In this project, I worked as a data analyst for PyBer, a Python based ride-sharing app company. My assignment was to perform an exploratory analysis on data in some very large CSV files. To aid in the process, I created several types of visualizations to tell a compelling story about the data. I wrote Python scripts using Panda’s libraries, the Jupyter Notebook, and Matplotlib, Python’s two-dimensional plotting library, to create a variety of charts that showcase the relationship between the type of city and the number of drivers and riders as well as the percentage of total fares, riders, and drivers by type of city. My code can be found in the file "PyBer_Challenge.ipynb." The analysis and visualizations that I created helped PyBer improve access to ride-sharing services and determine affordability for underserved neighborhoods. Omar, my supervisor at PyBer, provided a series of practices for me to learn the Matplotlib library. This included creating line charts, bar charts, scatter plots, bubble charts, pie charts, and box-and-whisker plots, and making them visually compelling and informative by adding titles, axes labels, legends, and custom colors. Omar also introduced me to SciPy, a statistical Python package, and NumPy, a fundamental package for scientific computing in Python. I used Pandas, SciPy, and NumPy to perform summary statistics.
V. Isualize, the CEO of PyBer, gave Omar and me a brand-new assignment. Using my Python skills and knowledge of Pandas, I created a summary DataFrame of the ride-sharing data by city type. Then, using Pandas and Matplotlib, I created a multiple-line graph that shows the total weekly fares for each city type. This allows our audience to absorb this information quickly and detect patterns, trends, correlations, and outliers in the data. Our visualizations and findings can be shared across teams to help project planning and drive decisions. Finally, I prepared this written report that summarizes how the data differs by city type and how those differences can be used by decision-makers at PyBer.
Throughput working on Omar’s practice series on the Matplotlib library, I found the Python code did not compile. Like the PyCitySchools project, sometimes finding the code errors was simple, such as just running the entire code from the beginning rather than just the cell. However, sometimes it was much more challenging to find the error. In some of these situations, I referred to another analyst who had previously worked on a similar assignment, WANGHEN21, “Pyber_challenge.ipynb.” In others I used PyCharm to solve the coding error.
The following table provides a summary of the PyBer ride sharing data.
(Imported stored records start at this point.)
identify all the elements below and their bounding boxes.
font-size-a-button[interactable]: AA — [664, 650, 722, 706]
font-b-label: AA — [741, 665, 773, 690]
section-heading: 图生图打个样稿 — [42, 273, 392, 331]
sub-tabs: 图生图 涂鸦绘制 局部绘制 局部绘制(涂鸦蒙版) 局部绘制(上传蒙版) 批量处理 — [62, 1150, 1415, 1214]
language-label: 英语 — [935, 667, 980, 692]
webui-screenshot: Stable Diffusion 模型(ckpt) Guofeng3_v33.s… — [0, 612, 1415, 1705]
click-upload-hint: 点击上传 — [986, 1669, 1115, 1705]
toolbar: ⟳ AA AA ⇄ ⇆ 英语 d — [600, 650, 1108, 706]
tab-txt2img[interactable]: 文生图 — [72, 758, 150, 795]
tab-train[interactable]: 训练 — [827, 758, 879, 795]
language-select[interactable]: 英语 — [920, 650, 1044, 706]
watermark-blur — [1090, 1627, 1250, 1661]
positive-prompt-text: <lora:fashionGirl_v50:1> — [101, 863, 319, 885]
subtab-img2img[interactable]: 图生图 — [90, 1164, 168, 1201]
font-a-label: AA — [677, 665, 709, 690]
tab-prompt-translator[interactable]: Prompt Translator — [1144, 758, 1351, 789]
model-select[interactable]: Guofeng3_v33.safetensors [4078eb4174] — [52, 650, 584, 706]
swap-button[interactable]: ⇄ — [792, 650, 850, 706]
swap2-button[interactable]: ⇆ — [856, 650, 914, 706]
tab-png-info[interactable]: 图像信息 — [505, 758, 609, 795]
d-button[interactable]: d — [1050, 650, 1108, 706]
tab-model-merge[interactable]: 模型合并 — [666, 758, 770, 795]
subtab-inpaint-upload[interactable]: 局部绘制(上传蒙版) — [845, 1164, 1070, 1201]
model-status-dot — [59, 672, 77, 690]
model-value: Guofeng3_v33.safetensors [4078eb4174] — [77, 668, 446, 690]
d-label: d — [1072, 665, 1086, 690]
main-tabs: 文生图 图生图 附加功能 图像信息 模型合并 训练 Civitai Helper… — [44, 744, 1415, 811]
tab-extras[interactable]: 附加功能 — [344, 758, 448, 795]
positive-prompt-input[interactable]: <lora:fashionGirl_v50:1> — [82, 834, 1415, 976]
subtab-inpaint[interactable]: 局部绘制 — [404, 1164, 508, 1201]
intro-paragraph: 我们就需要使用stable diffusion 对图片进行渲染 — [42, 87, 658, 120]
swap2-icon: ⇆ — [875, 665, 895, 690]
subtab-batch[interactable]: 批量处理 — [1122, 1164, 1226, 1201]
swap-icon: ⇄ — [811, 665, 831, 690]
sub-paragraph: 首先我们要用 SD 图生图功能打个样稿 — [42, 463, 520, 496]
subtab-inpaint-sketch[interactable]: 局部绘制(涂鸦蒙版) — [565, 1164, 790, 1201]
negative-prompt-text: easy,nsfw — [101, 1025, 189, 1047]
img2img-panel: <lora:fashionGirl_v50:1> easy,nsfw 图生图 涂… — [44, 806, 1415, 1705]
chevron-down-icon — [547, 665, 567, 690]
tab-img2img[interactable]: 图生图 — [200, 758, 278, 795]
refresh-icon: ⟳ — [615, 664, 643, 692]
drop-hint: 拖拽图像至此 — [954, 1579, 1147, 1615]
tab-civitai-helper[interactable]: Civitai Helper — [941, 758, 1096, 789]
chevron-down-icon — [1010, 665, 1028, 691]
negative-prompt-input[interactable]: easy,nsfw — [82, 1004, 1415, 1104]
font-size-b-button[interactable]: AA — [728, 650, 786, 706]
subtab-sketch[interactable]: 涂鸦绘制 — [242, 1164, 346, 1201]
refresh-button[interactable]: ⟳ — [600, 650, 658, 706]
Urban areas had 13.0 times more rides than under-served rural areas and 2.6 times more rides than suburban areas. Urban areas also had 111.0 times more potential drivers than rural areas and 7.0 times more potential drivers than suburban areas. For total fares urban areas had 9.2 times more total fares than rural areas and 2.1 times more total fares than suburban areas. The order of magnitude between urban areas and suburban and rural areas decreased compared to total rides as more potential drivers in urban areas decreased the fares charged and / or fewer drivers in rural and suburban areas resulted in higher fares in those city types. This is demonstrated in both the average fare per ride and the average fare per driver. Rural areas had the highest average fare per ride and urban areas had the lowest with suburban areas falling between rural and urban. Rural drivers received the highest fares, 12.0 times higher than urban drivers and 3.6 times higher than suburban areas. It is unclear the impact of distance traveled or time of each ride on ride sharing fares as this was not part of the data set.
The following multiple line graph provides total fare by city type:
The graph provides a visualization of the total fares to show the relationship between city type and total fares. The graph provides a different perspective than the summary table. Unlike the summary table, the graph provides fare total by city type by day over the full timeframe of the data series. This shows the relationship between the city types and total fares daily.
I generated the following key charts for PyBer’s CEO as part of the project:
Recommend the following to address the disparities among the city types:
- Get distance traveled or total time of each ride in order to examine the impact on driver count and fares.
- Publish the findings upon the CEO’s review and feedback to assist our stakeholders including riders and drivers. The findings may prompt drivers to cover rural and suburban areas given the higher fare rates.
- Complete a follow up analysis that includes distance traveled or total time of each ride and publish these results.